New Orleans will raze public housing


Police subdue protesters Thursday at a New Orleans City Council meeting to determine the fate of 4,500 public housing units. Associated Press
 (Associated Press / The Spokesman-Review)
Jenny Jarvie Los Angeles Times

NEW ORLEANS – After protesters skirmished with police inside and outside the New Orleans City Hall on Thursday, the City Council voted unanimously to approve a federal plan to demolish a vast swath of public housing.

The fate of the 4,500 units has become a symbolic flashpoint as this city struggles to piece itself back together after Hurricane Katrina damaged more than 134,000 homes, many of them in poor, mostly black neighborhoods. Tents line the Interstate 10 underpass here, and a homeless camp has settled outside City Hall.

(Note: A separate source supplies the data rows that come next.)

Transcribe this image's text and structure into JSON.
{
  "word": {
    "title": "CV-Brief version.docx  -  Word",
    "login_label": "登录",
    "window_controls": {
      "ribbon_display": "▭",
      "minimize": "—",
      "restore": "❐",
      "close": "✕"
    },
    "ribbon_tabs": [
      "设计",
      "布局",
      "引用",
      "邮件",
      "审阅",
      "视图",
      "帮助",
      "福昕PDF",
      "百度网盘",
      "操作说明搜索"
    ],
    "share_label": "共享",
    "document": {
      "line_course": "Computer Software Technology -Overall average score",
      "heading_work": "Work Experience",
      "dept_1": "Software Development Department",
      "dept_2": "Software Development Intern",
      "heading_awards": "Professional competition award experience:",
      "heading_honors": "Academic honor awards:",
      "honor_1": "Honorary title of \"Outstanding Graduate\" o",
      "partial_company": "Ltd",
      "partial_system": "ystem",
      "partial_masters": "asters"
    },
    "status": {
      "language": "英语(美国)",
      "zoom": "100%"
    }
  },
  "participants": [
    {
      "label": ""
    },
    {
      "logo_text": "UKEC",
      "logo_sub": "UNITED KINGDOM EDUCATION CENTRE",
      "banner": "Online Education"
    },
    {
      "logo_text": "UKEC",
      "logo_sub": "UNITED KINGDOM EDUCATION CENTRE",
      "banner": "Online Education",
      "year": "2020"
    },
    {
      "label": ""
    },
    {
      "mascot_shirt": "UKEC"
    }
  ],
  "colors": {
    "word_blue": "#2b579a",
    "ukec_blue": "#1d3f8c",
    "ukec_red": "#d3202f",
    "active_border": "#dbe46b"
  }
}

Even before the seven council members took their seats for the public meeting, protesters were booing and pumping their fists.

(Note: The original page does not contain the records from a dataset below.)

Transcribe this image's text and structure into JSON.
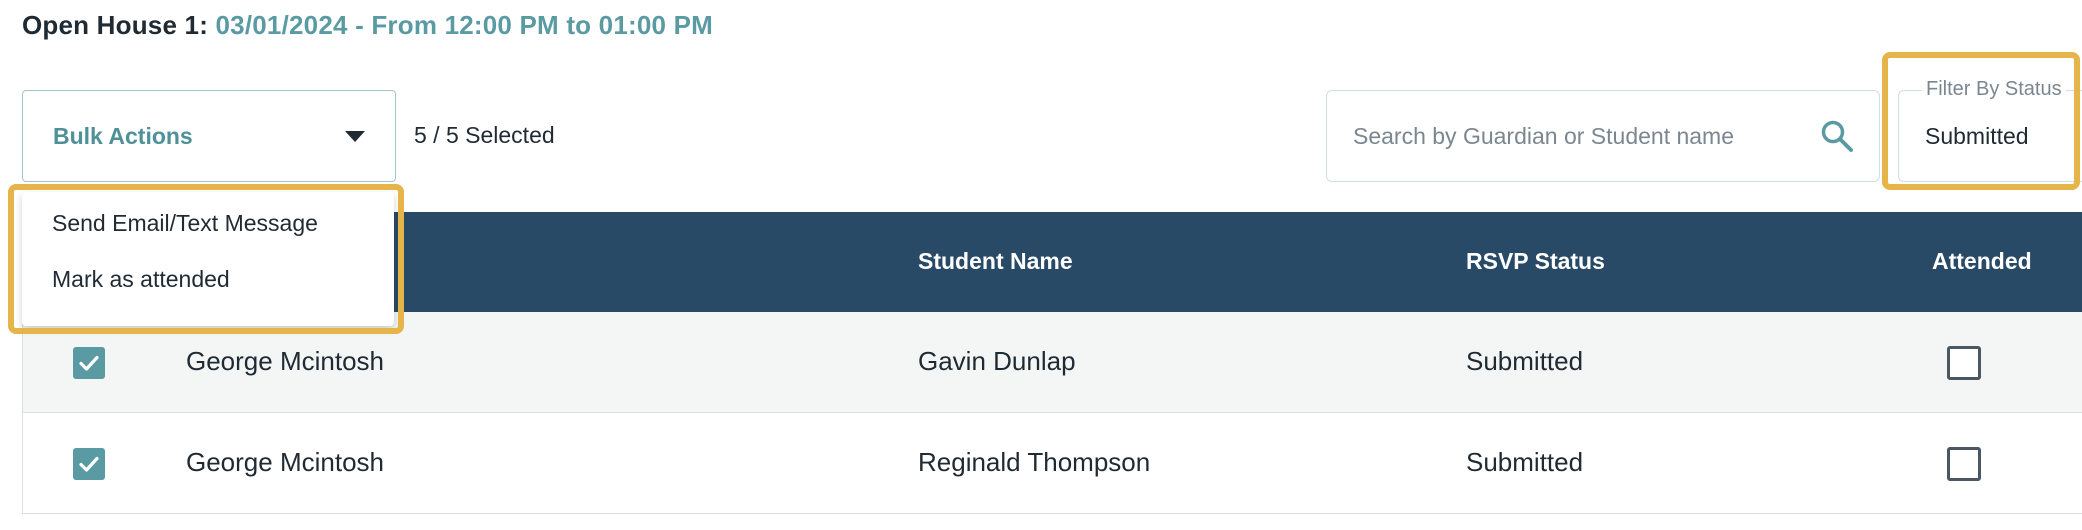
{
  "heading": {
    "label": "Open House 1:",
    "value": "03/01/2024 - From 12:00 PM to 01:00 PM"
  },
  "toolbar": {
    "bulk_actions_label": "Bulk Actions",
    "selected_count": "5 / 5 Selected",
    "search_placeholder": "Search by Guardian or Student name",
    "search_value": "",
    "filter_label": "Filter By Status",
    "filter_value": "Submitted"
  },
  "bulk_menu": {
    "items": [
      {
        "label": "Send Email/Text Message"
      },
      {
        "label": "Mark as attended"
      }
    ]
  },
  "table": {
    "columns": {
      "student_name": "Student Name",
      "rsvp_status": "RSVP Status",
      "attended": "Attended"
    },
    "rows": [
      {
        "guardian": "George Mcintosh",
        "student": "Gavin Dunlap",
        "rsvp": "Submitted",
        "selected": true,
        "attended": false
      },
      {
        "guardian": "George Mcintosh",
        "student": "Reginald Thompson",
        "rsvp": "Submitted",
        "selected": true,
        "attended": false
      }
    ]
  },
  "colors": {
    "accent": "#5a9aa2",
    "header_bg": "#284a66",
    "highlight": "#e6b54a"
  }
}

“Why y’all standing behind the curtains?” called out a female protester to council members who waited at the back of the city chambers for protesters to calm down. “This ain’t no stage show! Get out from behind those curtains and tell us why you want to demolish our homes.”

The hearing was, in many ways, political theater. Protesters, who complained that many residents had been locked out of the packed public meeting, fought with the police almost immediately.

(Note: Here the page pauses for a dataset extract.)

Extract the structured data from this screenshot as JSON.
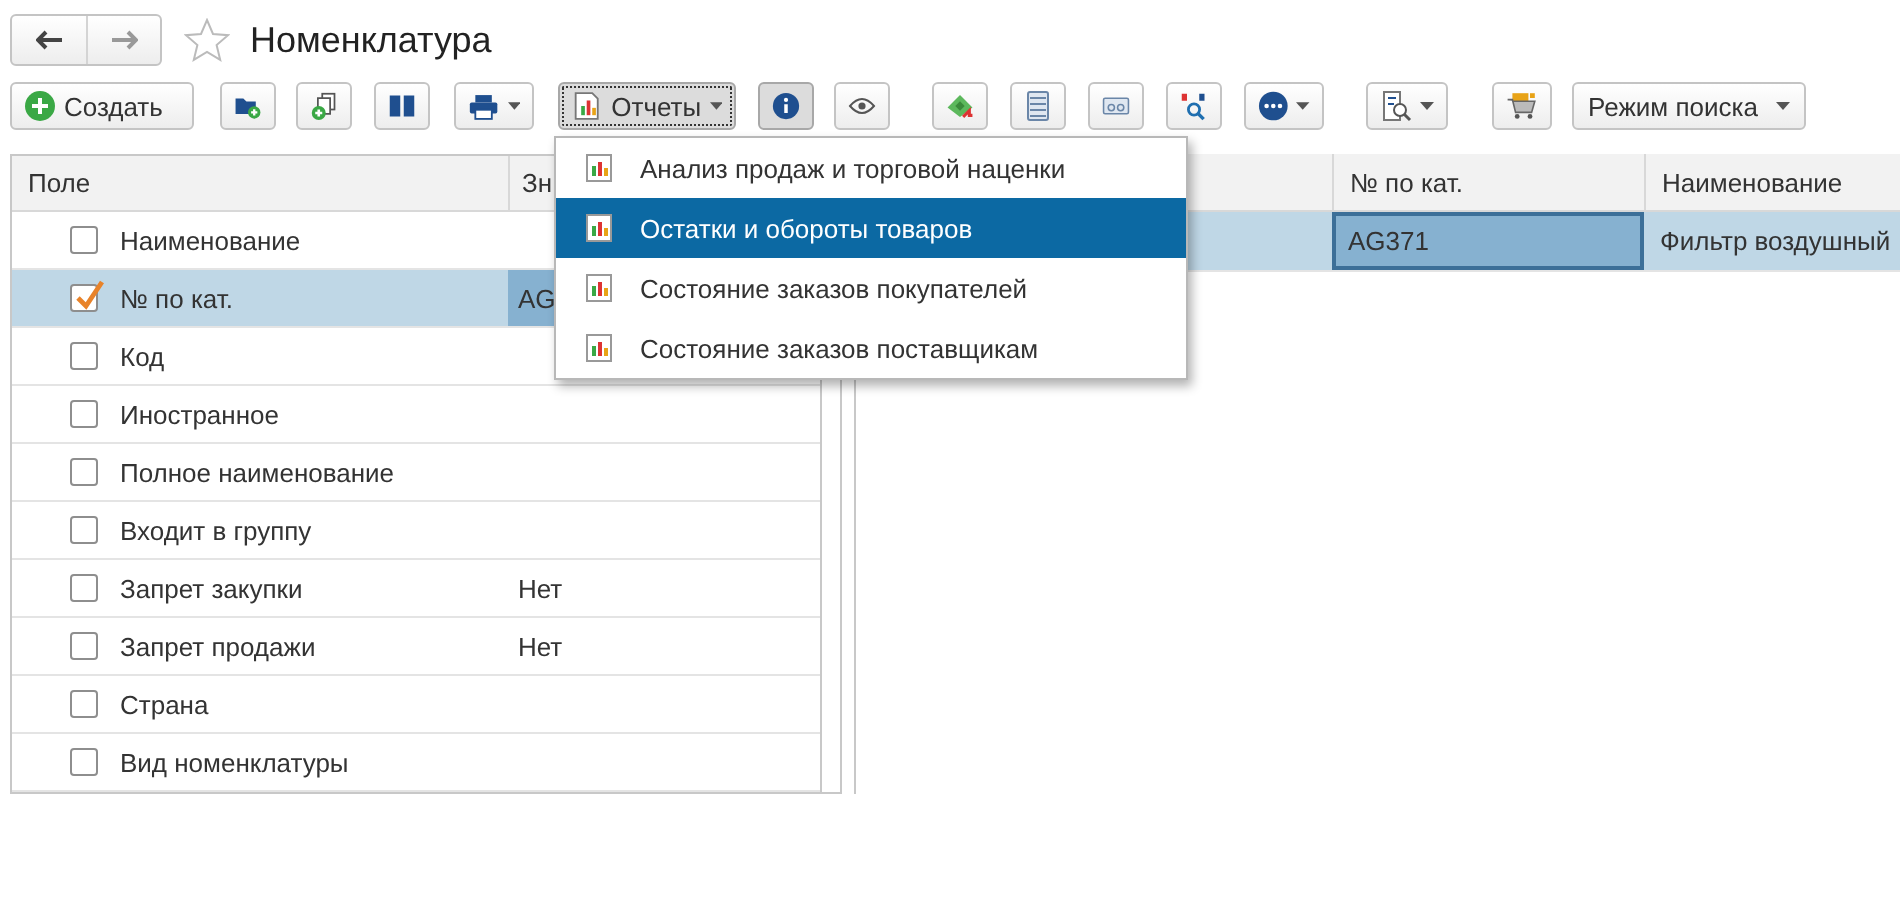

Council members – some sipping water, others leafing through file folders – looked on impassively as a man was tasered, handcuffed and dragged from the chambers.

Outside, as dozens of protesters attempted to force their way through iron gates to get into the chambers, they clashed with police, who used pepper spray and stun guns on them. One woman was taken away on a stretcher after being sprayed.

Inside, once convened, the meeting was conducted in an orderly fashion – with a SWAT team standing between the council and residents, lawyers, developers, preachers, rappers and sociologists who had come to voice their opinions on the city’s public housing.

The razing of public housing projects, part of a nationwide move away from public housing and toward mixed-income projects, has been particularly contentious in New Orleans. Activists and historic preservationists have criticized the government’s proposal to raze the city’s biggest complexes at a time when low-income housing is in short supply.

With rent costs up 45 percent and more than 3,000 former public-housing residents scattered across the country, they say officials should act quickly to renovate and reopen the sturdy, mostly 1940s-era brick buildings, some of which were barely damaged by Katrina.

Yet many residents came to the meeting to speak in favor of new mixed-income communities.

“Why can we not go into something that looks good?” asked Dana Johnigan, a resident of B.W. Coopers, her voice trembling. “It’s about being able to walk into a little house and be able to say this is a house, it ain’t a project. What we got to demand is better housing.”

The Housing Authority of New Orleans, which has been under federal control since 2002, had planned to begin demolition Dec. 15, but former tenants and activists sued the federal government, arguing that the authority had acted without council permits. A judge ruled in their favor. The hearing Thursday was in response to that ruling – and it issued the permits.